|A Sense of Belonging - Guidelines for Values for the Humanistic and International Dimension of Education (CIDREE - UNESCO, 1983, 31 p.)|
The document aims to;
· clarify the combination of ideas of which the notions of peace, human rights, ethical and cultural values, and the ideal of international understanding are a part5.
5 BEST Francine UNESCO paper
· provide guidelines and principles for the development of education systems, formal and non-formal, that promote the importance of the values dimension as a means of fostering humanistic and international understanding.
The main audiences for this document are:
· curriculum developers and syllabus writers
· national commissions and agencies concerned with educational development.
· school administrators
· authors and publishers of educational resources
It is hoped that these guidelines will be helpful in addressing a particularly complex and delicate intellectual and cultural area; that of values in education. There are many philosophies of education, theories of curriculum development and education systems within Europe. These guidelines therefore do not commend one particular approach to values education, in the belief that the particular circumstances of an education system, school or classroom will require that the most suitable approach is one tailored to suit these circumstances. The guidelines are designed to address all types of educational setting, formal and non-formal, and all subjects within the curriculum.
The guidelines draw, inter alia, on a number of values education projects developing in a number of European countries. Whilst these do not represent all the projects active in Europe they illustrate a wide range of approaches and positions. From them the document attempts to draw out the common threads and to clarify the essentially straightforward ideas which underpin the clarification and communication of values for the enhancement of the humanistic and international dimension of education.
It is not legitimate for international projects or organisations to suggest to individual states or education systems what the particular components of their curricula should be. The range of approaches to values education set out in the associated survey of approaches to values education in Europe6 and the bibliography of values education materials in Europe7 makes it obvious that any one set of specific content proposals would not only be impossible but would work against the importance of diversity and plurality. Nevertheless, in an interdependent world striving for peace, tolerance and compassion it is reasonable to argue that there must be certain principles that should underpin any education system that claims to be committed to the promotion of international and inter cultural understanding.
6 TAYLOR, Monica - Values Education in Europe - A Survey.

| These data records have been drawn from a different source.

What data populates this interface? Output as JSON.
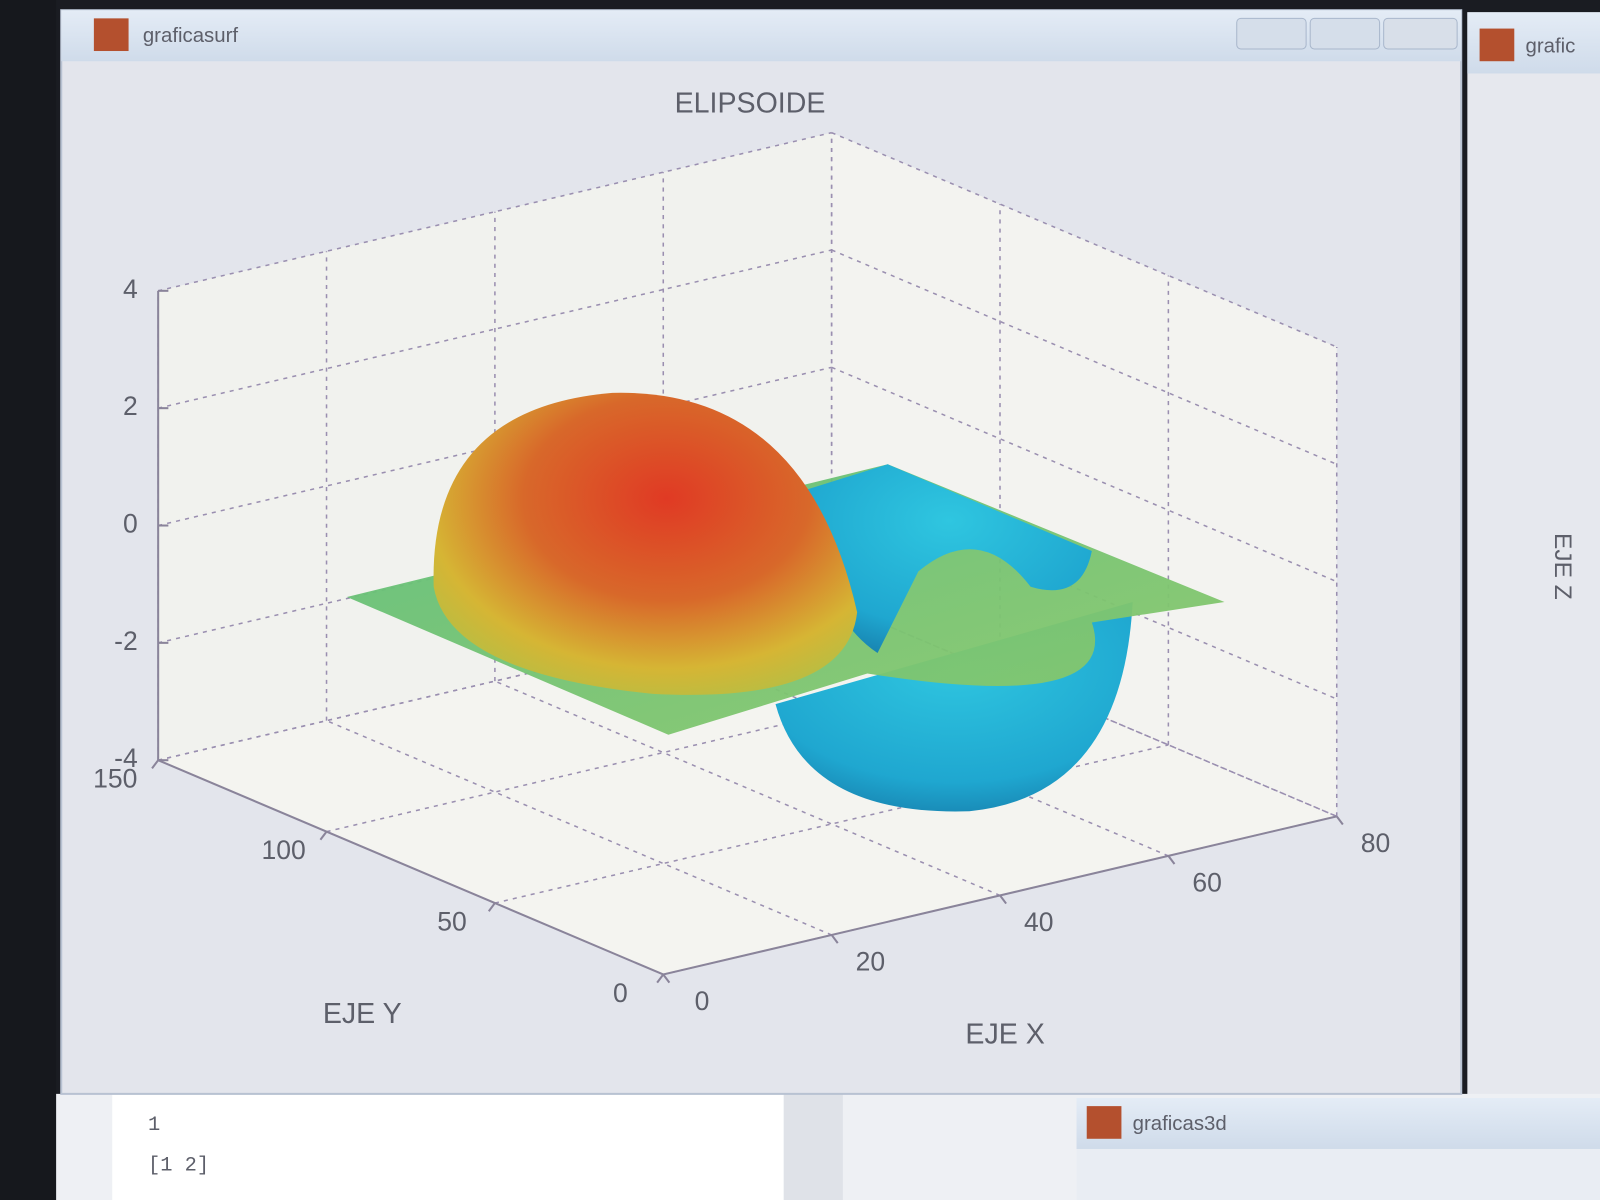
{
  "main_window": {
    "title": "graficasurf"
  },
  "side_window": {
    "title": "grafic",
    "zlabel": "EJE Z"
  },
  "console": {
    "lines": [
      "1",
      "[1  2]"
    ]
  },
  "bottom_window": {
    "title": "graficas3d"
  },
  "chart_data": {
    "type": "surface3d",
    "title": "ELIPSOIDE",
    "xlabel": "EJE X",
    "ylabel": "EJE Y",
    "xlim": [
      0,
      80
    ],
    "xticks": [
      0,
      20,
      40,
      60,
      80
    ],
    "ylim": [
      0,
      150
    ],
    "yticks": [
      0,
      50,
      100,
      150
    ],
    "zlim": [
      -4,
      4
    ],
    "zticks": [
      -4,
      -2,
      0,
      2,
      4
    ],
    "grid": true
  }
}
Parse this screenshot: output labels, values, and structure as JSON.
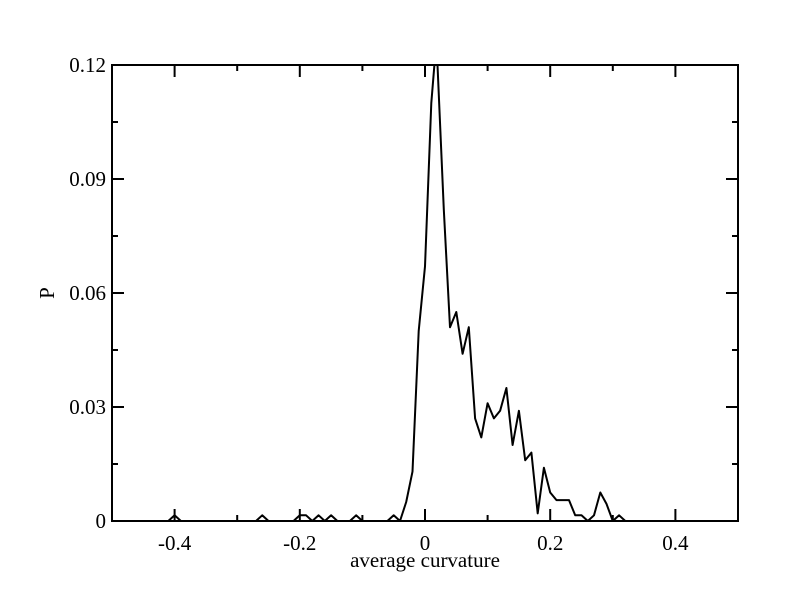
{
  "chart_data": {
    "type": "line",
    "title": "",
    "xlabel": "average curvature",
    "ylabel": "P",
    "xlim": [
      -0.5,
      0.5
    ],
    "ylim": [
      0,
      0.12
    ],
    "x_ticks": [
      -0.4,
      -0.2,
      0,
      0.2,
      0.4
    ],
    "x_tick_labels": [
      "-0.4",
      "-0.2",
      "0",
      "0.2",
      "0.4"
    ],
    "y_ticks": [
      0,
      0.03,
      0.06,
      0.09,
      0.12
    ],
    "y_tick_labels": [
      "0",
      "0.03",
      "0.06",
      "0.09",
      "0.12"
    ],
    "grid": false,
    "legend": "none",
    "series": [
      {
        "color": "#000000",
        "x": [
          -0.5,
          -0.41,
          -0.4,
          -0.39,
          -0.27,
          -0.26,
          -0.25,
          -0.21,
          -0.2,
          -0.19,
          -0.18,
          -0.17,
          -0.16,
          -0.15,
          -0.14,
          -0.12,
          -0.11,
          -0.1,
          -0.06,
          -0.05,
          -0.04,
          -0.03,
          -0.02,
          -0.01,
          0,
          0.01,
          0.015,
          0.02,
          0.03,
          0.04,
          0.05,
          0.06,
          0.07,
          0.08,
          0.09,
          0.1,
          0.11,
          0.12,
          0.13,
          0.14,
          0.15,
          0.16,
          0.17,
          0.18,
          0.19,
          0.2,
          0.21,
          0.22,
          0.23,
          0.24,
          0.25,
          0.26,
          0.27,
          0.28,
          0.29,
          0.3,
          0.31,
          0.32,
          0.5
        ],
        "y": [
          0,
          0,
          0.0015,
          0,
          0,
          0.0015,
          0,
          0,
          0.0015,
          0.0015,
          0,
          0.0015,
          0,
          0.0015,
          0,
          0,
          0.0015,
          0,
          0,
          0.0015,
          0,
          0.005,
          0.013,
          0.05,
          0.067,
          0.11,
          0.12,
          0.12,
          0.082,
          0.051,
          0.055,
          0.044,
          0.051,
          0.027,
          0.022,
          0.031,
          0.027,
          0.029,
          0.035,
          0.02,
          0.029,
          0.016,
          0.018,
          0.002,
          0.014,
          0.0075,
          0.0055,
          0.0055,
          0.0055,
          0.0015,
          0.0015,
          0,
          0.0015,
          0.0075,
          0.0045,
          0,
          0.0015,
          0,
          0
        ]
      }
    ]
  }
}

CIDREE 1994
7 TAYLOR, Monica - Values Education in Europe: A Select Annotated Bibliography of Published Work in 27 Countries 1985-1992. CIDREE 1994
Therefore, it is on this basis that these guidelines commend not a particular set of values but rather a set of underlying principles, qualities and key ideas which the authors believe should inform and enhance any education system intent on developing the humanistic and international dimension of education.